By Jeremy Hance / Mongabay
A judge in Guyana’s high court has ruled that indigenous groups do not have the right to expel legal miners from their land. The judge, Diana Insanally, found that if the miners in question held a government-approved license than the local community had no right to dispute the mining. The ruling has sparked protests by indigenous groups and is expected to be appealed.
“We are deeply disappointed and worried with this ruling and what it means to our village and to Amerindian communities in general. On the ground it has serious environmental and social impacts for us. The miners have, for example, brought with them problems related to drugs and prostitution,” reads a press release from the indigenous community Isseneru.

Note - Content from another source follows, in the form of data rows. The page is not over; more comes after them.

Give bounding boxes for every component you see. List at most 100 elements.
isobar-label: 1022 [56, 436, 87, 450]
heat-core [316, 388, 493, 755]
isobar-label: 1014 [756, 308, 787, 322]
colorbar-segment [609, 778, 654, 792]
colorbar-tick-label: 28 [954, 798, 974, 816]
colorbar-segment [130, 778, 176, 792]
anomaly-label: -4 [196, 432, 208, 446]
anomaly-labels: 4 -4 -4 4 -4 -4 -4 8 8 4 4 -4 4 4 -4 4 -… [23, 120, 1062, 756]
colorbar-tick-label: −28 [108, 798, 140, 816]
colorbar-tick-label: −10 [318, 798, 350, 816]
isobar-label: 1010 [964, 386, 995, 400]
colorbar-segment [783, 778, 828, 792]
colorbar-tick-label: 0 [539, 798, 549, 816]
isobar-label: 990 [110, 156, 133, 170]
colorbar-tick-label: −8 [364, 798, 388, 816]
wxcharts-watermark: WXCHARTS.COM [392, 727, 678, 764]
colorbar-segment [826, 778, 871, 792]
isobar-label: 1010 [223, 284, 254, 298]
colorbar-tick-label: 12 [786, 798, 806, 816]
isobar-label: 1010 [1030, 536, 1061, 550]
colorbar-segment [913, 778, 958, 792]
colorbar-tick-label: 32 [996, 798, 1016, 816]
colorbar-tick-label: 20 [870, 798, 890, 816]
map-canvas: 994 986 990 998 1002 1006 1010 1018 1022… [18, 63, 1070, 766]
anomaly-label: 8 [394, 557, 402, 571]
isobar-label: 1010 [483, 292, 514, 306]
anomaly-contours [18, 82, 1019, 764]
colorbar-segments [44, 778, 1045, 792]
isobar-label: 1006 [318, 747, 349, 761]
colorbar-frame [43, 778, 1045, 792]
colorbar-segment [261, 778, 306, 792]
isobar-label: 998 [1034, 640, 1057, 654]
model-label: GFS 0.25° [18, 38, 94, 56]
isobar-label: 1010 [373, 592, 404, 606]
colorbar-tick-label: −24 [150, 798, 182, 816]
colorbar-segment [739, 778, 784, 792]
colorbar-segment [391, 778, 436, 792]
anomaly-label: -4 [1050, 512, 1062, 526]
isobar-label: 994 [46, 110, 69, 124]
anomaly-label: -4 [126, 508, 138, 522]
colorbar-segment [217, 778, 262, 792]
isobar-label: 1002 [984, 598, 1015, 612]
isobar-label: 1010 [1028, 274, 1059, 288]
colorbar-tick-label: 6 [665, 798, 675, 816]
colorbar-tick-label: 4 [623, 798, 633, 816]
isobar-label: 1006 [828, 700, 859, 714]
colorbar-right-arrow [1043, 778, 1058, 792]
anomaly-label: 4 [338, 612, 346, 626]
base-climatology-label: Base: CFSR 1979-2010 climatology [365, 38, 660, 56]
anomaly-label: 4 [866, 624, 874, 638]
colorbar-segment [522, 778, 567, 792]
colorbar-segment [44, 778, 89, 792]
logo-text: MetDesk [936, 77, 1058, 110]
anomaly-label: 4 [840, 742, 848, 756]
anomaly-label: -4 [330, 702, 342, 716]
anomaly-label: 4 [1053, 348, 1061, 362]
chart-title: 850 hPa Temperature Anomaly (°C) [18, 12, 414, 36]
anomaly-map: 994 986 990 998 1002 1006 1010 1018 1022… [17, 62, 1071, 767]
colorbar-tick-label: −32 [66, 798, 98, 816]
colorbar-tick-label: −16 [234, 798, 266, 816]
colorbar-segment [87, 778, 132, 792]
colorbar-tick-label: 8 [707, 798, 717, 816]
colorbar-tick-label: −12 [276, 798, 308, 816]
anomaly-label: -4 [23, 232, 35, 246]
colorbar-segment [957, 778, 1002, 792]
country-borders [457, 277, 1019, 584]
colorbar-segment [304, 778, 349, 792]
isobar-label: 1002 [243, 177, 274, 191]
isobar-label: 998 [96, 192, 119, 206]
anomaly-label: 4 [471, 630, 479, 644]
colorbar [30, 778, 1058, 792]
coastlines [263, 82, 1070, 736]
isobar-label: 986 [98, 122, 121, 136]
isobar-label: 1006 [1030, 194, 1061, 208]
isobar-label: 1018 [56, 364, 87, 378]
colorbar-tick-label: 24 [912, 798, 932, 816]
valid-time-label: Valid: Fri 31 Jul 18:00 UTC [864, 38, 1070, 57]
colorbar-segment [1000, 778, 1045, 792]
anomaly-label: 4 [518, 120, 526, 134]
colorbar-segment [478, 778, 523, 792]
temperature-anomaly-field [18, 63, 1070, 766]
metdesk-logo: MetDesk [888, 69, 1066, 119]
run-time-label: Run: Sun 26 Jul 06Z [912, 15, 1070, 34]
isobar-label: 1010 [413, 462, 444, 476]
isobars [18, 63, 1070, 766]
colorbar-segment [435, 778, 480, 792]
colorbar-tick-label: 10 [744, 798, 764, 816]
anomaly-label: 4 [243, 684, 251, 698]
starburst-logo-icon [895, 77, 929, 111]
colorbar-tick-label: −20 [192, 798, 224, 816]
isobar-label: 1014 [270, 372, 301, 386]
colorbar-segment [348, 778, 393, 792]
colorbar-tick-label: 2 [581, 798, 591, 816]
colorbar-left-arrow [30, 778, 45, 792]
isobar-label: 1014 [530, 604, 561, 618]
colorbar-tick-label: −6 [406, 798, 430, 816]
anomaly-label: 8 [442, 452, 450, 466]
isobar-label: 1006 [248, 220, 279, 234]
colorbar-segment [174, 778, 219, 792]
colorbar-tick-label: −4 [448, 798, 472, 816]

The controversial ruling came after gold miner, Joan Chang, took the the community of Isseneru to court for disputing her mining claim on their titled land. Isseneru village is located deep in western Guyana’s Amazonian interior. More than 75 percent of the country is still under forest cover, however mining, particularly gold mining, has been seen as a rising threat in recent years.
The recent ruling also opens up old wounds over just how much rights indigenous people have over their traditional lands.
“We feel that when the High Court tells us that we have no rights to decide and control what takes place on our land, then the land is not ours […] Just Friday, when inquiring at the office of the GGMC [Guyana Geology and Mines Commission], we learnt that our whole land is covered with mining concessions. Yet, the government has not informed us about this,” the Isseneru community writes.
Last Friday, 80 indigenous people protested the high court ruling outside the Office of the President.
“If this ruling goes forward then it will be a huge step backwards and will threaten indigenous peoples’ rights to land and to self-determination throughout the country,” says Jean La Rose, Programme Administrator at the Amerindian Peoples Association (APA).